John Limon offers us this one-sentence version of the theory of his compelling new book, Stand-Up Comedy in Theory, or, Abjection in America: “what is stood up in stand-up comedy is abjection” (4). By “abjection” Limon means two things: abasement or groveling prostration and, second, Julia Kristeva’s “psychic worrying of those aspects of oneself that one cannot be rid of” (ibid.). He comes to feel that the first meaning contains the second. In this theoretical study of how standup comedy both avows and disavows abjection, Limon is at pains to explain why America “comedifies.” This does not mean that all of American life and culture suddenly turns comic but rather that stand-up comedy, which was the domain of Jewish, male, presumed heterosexuals, became a multiple habitat, i.e., became a profession where as of the 1960s “all of America is the pool for national stand-up comedy” (3). Since Limon is sure this is not a mere triumph of multiculturalism, his search for an explanation offers the following: it happens because these Jewish comedians stood up at the place where “the body was idealized and materiality abstracted,” i.e., they stood in the place where it also became black, Christianizing, homosexual and female. And he sees this place as located somewhere between New York City (or Chicago) and the suburbs.

Limon then constructs a theoretical line that runs through those stand-up comics that are essential to his story. It begins with the movement of Jews to the suburbs and Lenny Bruce as the urban return of the repressed in the body reviled. In Limon’s structured theoretical “narrative” abjection moves through ever-increasing abstractions.
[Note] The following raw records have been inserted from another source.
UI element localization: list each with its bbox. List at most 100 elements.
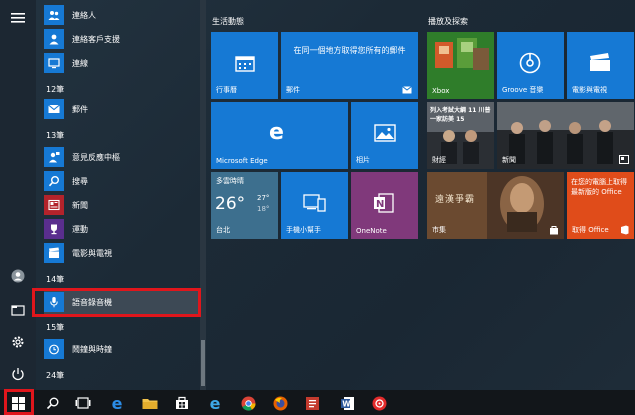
app-sports[interactable]: 運動: [44, 217, 200, 241]
groove-music-icon: [519, 52, 541, 74]
folder-icon: [142, 398, 158, 409]
store-bag-icon: [550, 226, 558, 235]
app-connect[interactable]: 連線: [44, 51, 200, 75]
tile-label: 市集: [432, 226, 446, 234]
app-list-scrollbar[interactable]: [200, 0, 206, 390]
app-label: 連線: [72, 58, 88, 68]
app-movies-tv[interactable]: 電影與電視: [44, 241, 200, 265]
taskbar-chrome[interactable]: [238, 393, 258, 413]
taskbar-search-button[interactable]: [42, 393, 62, 413]
chrome-icon: [241, 396, 256, 411]
section-header-12[interactable]: 12筆: [46, 84, 64, 95]
tile-get-office[interactable]: 在您的電腦上取得最新版的 Office 取得 Office: [567, 172, 634, 239]
contacts-icon: [44, 5, 64, 25]
taskbar-store[interactable]: [172, 393, 192, 413]
taskbar-word[interactable]: W: [337, 393, 357, 413]
tile-label: 電影與電視: [572, 86, 607, 94]
taskbar-app-red[interactable]: [302, 393, 322, 413]
tile-label: Microsoft Edge: [216, 157, 268, 165]
tile-label: 台北: [216, 226, 230, 234]
tile-label: OneNote: [356, 227, 387, 235]
tile-xbox[interactable]: Xbox: [427, 32, 494, 99]
tile-calendar[interactable]: 行事曆: [211, 32, 278, 99]
highlight-box-voice-recorder: [32, 288, 201, 317]
document-app-icon: [305, 396, 319, 410]
alarm-clock-icon: [44, 339, 64, 359]
word-icon: W: [340, 396, 354, 410]
tile-news[interactable]: 新聞: [497, 102, 634, 169]
tile-photos[interactable]: 相片: [351, 102, 418, 169]
hamburger-menu-icon[interactable]: [8, 8, 28, 28]
tile-movies-tv[interactable]: 電影與電視: [567, 32, 634, 99]
tile-groove[interactable]: Groove 音樂: [497, 32, 564, 99]
tile-label: 郵件: [286, 86, 300, 94]
start-rail: [0, 0, 36, 390]
tile-label: Xbox: [432, 87, 450, 95]
taskbar-firefox[interactable]: [270, 393, 290, 413]
app-news[interactable]: 新聞: [44, 193, 200, 217]
power-icon[interactable]: [8, 364, 28, 384]
taskbar-edge[interactable]: e: [107, 393, 127, 413]
tile-label: 取得 Office: [572, 226, 609, 234]
store-banner-text: 遠漢爭霸: [435, 195, 476, 205]
support-person-icon: [44, 29, 64, 49]
tile-finance[interactable]: 列入考試大綱 11 川普一家訪美 15 財經: [427, 102, 494, 169]
tile-weather[interactable]: 多雲時晴 26° 27° 18° 台北: [211, 172, 278, 239]
section-header-13[interactable]: 13筆: [46, 130, 64, 141]
app-contact-support[interactable]: 連絡客戶支援: [44, 27, 200, 51]
tile-label: 行事曆: [216, 86, 237, 94]
movie-clapper-icon: [44, 243, 64, 263]
taskbar-music-app[interactable]: [369, 393, 389, 413]
file-explorer-icon[interactable]: [8, 300, 28, 320]
user-account-icon[interactable]: [8, 266, 28, 286]
app-label: 連絡人: [72, 10, 96, 20]
phone-companion-icon: [303, 194, 326, 212]
edge-icon: e: [269, 120, 284, 145]
office-tile-text: 在您的電腦上取得最新版的 Office: [571, 178, 627, 196]
firefox-icon: [273, 396, 287, 410]
scrollbar-thumb[interactable]: [201, 340, 205, 386]
news-icon: [44, 195, 64, 215]
search-icon: [44, 171, 64, 191]
feedback-person-icon: [44, 147, 64, 167]
tile-store[interactable]: 遠漢爭霸 市集: [427, 172, 564, 239]
app-alarms-clock[interactable]: 鬧鐘與時鐘: [44, 337, 200, 361]
section-header-14[interactable]: 14筆: [46, 274, 64, 285]
taskbar-file-explorer[interactable]: [140, 393, 160, 413]
edge-icon: e: [111, 393, 123, 413]
svg-text:W: W: [342, 399, 351, 408]
tile-phone-companion[interactable]: 手機小幫手: [281, 172, 348, 239]
tile-edge[interactable]: e Microsoft Edge: [211, 102, 348, 169]
task-view-button[interactable]: [73, 393, 93, 413]
app-label: 搜尋: [72, 176, 88, 186]
app-label: 電影與電視: [72, 248, 112, 258]
section-header-15[interactable]: 15筆: [46, 322, 64, 333]
app-search[interactable]: 搜尋: [44, 169, 200, 193]
app-label: 連絡客戶支援: [72, 34, 120, 44]
app-feedback-hub[interactable]: 意見反應中樞: [44, 145, 200, 169]
photos-icon: [374, 124, 396, 142]
section-header-24[interactable]: 24筆: [46, 370, 64, 381]
weather-high: 27°: [257, 194, 270, 202]
app-label: 運動: [72, 224, 88, 234]
app-label: 意見反應中樞: [72, 152, 120, 162]
settings-gear-icon[interactable]: [8, 332, 28, 352]
taskbar: e e W: [0, 390, 635, 415]
tile-onenote[interactable]: N OneNote: [351, 172, 418, 239]
taskbar-internet-explorer[interactable]: e: [205, 393, 225, 413]
tile-mail[interactable]: 在同一個地方取得您所有的郵件 郵件: [281, 32, 418, 99]
mail-icon: [402, 86, 412, 94]
svg-text:N: N: [376, 199, 384, 210]
connect-icon: [44, 53, 64, 73]
highlight-box-start-button: [4, 389, 34, 415]
mail-icon: [44, 99, 64, 119]
tile-label: Groove 音樂: [502, 86, 544, 94]
search-icon: [46, 397, 58, 409]
music-app-icon: [372, 396, 386, 410]
app-mail[interactable]: 郵件: [44, 97, 200, 121]
group-title-play: 播放及探索: [428, 17, 468, 26]
calendar-icon: [235, 56, 255, 72]
app-contacts[interactable]: 連絡人: [44, 3, 200, 27]
task-view-icon: [75, 397, 91, 409]
app-list: 連絡人 連絡客戶支援 連線 12筆 郵件 13筆 意見反應中樞 搜尋 新聞 運動…: [36, 0, 204, 390]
The Brucean “spritz” becomes the denatured body (Carl Reiner and Mel Brooks) and then the desexualized body (Mike Nichols and Elaine May). The idealized/abstract body (David Letterman) becomes general-ized abjection itself (Richard Pryor) and then generalized abstraction itself (Paula Poundstone and Ellen Degeneres) as the body is evacuated from the frontal position where stand-up confronts its own abjection.

The chapter on Lenny Bruce considers the role of audience outrage, or the surprising lack of it, in response to one of Bruce’s most puzzling jokes, “I am going to piss on you.” Limon seeks to explain why American audiences (not British or Australian) understood this joke to be about joking, about the audience’s desire “to share the element of Bruce’s abjection” (16). In following chapters, Mel Brooks and Carl Reiner are viewed through Eve Sedgewick to explain how male anxiety keeps reappearing when the homosocial team tries to displace it by triangulating with the audience.

The Kantian sublime is enlisted to explain the oscillation of avowal and disavowal at work in the comedy of Nichols and May, where two figures alternate as parent and child, male and female, pleasure and displeasure. David Letterman is the avatar of form, pure mind as metajoke, “Euclidean form imposed upon debris.” The two final chapters on Richard Pryor and two female comics, Paula Poundstone and Ellen Degeneres, are the most successful in reproducing the experience of how performances materializes the master theme of abjection. The chapter on Pryor is particularly compelling on the democratic potential of his excremental vision. [End Page 212]

The book’s success at comprehending such a broad range is also its difficulty: complex ideas are often characterized with such velocity they can be difficult to unpack. Example: “The crossing is what is most lovable in America, though its mode of mechanical abstraction predicts virtual reality” (5). But the pleasure in this is its replication of stand-up performance itself, where truth is quickly perceived, but careful analysis is required to process exactly why and how. In its rigorous, often brilliant theorizing of a popular cultural phenomenon, the book makes an important contribution to humor studies and to American studies as well.